In view of the above points and the recommendations of the Interim Report of this High-Level Committee, we strongly feel that no decision on withdrawal by the government of India from the centralised management of PDS be taken in this conference. After obtaining the Final Report of the High Level Committee, its recommendations may be seriously discussed with the states before taking any hurried decision on a matter which is so vitally important for all the states.

Agenda Item No 5 : Impact of WTO on Indian Agriculture.

The government of West Bengal has strong reservations about the signing of Agreement on Agriculture (AOA) under WTO. "Agriculture" is included as item 14 in the state list under Schedule VII of the Constitution of India. Since agriculture is a state subject, all agreements, legislation's etc, are within the exclusive domain of the state government's. It is totally unacceptable to us that the government of India had signed the AOA under WTO on such an important policy issue like agriculture without first arriving at a consensus among the state governments.

The contents of AOA, signed by the government of India, will have far-reaching consequences in distorting the overall cropping pattern in the country. Even today more than 70 per cent of India’s population live in the rural areas where agriculture is the primary occupation. Food security of the country is one of our major concerns and indiscriminate import and export of agricultural produce on the pretext of gaining greater market access for our agricultural produce, will definitely jeopardise the food security of the country as well as the interest of the major foodgrain producing states. Consequently, both the rural areas and the urban and semi-urban areas of the country will be adversely affected.

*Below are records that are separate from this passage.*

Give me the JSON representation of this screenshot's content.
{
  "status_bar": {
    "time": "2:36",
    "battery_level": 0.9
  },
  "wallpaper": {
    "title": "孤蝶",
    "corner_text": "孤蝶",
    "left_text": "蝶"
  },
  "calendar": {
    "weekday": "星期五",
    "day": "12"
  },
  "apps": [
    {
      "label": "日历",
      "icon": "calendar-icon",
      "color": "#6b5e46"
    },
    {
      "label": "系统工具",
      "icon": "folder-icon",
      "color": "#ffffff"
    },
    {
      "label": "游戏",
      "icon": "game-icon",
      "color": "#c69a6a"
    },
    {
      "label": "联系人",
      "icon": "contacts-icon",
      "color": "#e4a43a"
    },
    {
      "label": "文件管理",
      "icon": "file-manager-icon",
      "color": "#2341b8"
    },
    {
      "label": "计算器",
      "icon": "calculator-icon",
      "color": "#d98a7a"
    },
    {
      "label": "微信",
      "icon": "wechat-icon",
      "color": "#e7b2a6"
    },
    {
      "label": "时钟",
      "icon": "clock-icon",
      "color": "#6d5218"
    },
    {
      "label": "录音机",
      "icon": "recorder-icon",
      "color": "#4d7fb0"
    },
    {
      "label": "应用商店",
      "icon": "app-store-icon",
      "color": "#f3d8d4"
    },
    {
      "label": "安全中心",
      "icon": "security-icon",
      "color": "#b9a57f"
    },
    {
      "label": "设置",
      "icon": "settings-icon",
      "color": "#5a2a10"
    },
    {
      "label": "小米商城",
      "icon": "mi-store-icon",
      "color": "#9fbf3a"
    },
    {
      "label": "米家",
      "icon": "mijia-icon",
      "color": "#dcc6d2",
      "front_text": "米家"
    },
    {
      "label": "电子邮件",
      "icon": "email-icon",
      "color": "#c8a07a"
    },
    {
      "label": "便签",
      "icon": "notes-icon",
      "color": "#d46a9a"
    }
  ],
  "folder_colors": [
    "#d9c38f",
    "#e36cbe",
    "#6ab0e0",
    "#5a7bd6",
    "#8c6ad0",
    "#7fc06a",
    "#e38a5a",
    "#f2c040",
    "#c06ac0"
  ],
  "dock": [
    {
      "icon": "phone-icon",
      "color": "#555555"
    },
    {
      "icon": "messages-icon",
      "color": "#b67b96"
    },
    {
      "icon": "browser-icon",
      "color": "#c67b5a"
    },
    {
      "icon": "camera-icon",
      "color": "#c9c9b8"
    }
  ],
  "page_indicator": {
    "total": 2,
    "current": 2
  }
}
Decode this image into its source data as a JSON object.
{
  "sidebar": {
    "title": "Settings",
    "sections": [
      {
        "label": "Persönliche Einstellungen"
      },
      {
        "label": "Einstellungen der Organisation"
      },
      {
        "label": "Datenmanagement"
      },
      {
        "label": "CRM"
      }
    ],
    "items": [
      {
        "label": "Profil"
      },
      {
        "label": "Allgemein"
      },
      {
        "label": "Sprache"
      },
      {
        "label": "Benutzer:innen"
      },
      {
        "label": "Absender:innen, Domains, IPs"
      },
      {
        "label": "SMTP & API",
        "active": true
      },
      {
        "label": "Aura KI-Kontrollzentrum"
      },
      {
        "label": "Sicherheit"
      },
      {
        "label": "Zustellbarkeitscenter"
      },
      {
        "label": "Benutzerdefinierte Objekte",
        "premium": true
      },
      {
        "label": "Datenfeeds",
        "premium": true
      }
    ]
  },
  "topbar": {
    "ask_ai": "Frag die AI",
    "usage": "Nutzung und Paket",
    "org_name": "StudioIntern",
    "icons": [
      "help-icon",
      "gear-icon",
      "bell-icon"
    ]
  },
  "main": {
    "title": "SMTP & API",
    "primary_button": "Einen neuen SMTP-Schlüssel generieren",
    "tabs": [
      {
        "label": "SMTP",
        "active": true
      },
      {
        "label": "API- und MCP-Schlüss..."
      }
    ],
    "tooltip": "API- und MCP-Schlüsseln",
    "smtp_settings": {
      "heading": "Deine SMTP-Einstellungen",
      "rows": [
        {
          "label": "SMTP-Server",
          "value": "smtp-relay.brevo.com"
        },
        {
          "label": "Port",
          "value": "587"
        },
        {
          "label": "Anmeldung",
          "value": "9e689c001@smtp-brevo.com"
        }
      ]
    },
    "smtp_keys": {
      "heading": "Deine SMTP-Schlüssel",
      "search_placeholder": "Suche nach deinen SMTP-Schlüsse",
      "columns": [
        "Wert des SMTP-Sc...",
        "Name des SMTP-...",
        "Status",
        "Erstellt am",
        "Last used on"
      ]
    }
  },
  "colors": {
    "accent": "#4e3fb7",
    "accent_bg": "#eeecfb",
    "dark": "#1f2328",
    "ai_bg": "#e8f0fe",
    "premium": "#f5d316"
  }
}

By the recent declaration of Exim Policy, the government of India has withdrawn QRs in respect of some 750 odd items including agricultural commodities and aggravated the situation further. It is extremely difficult to restrict import of major agricultural commodities merely by way of tariffication. This process of indiscriminate liberalisation is already showing its disastrous consequences in terms of adverse effect on remunerative prices for the farmers. Unless the entire decision is reviewed and stopped, the "negative" multiplier effect in terms of adverse effects on not only agricultural growth, but also on the overall growth of the economy will be enormous, with drastic rise in the rate of unemployment.

We strongly demand that the government of India should not proceed with this withdrawal of QRs at all, and immediately set up a Committee with the prime minister as the chairman, and chief ministers of all the states as members to review the entire issues on WTO, with respect to agriculture, before taking any action in the sphere of agriculture in relation to WTO. We demand a similar review of other issues in relation to WTO in terms of this High Level Committee of the prime minister and the chief ministers as well.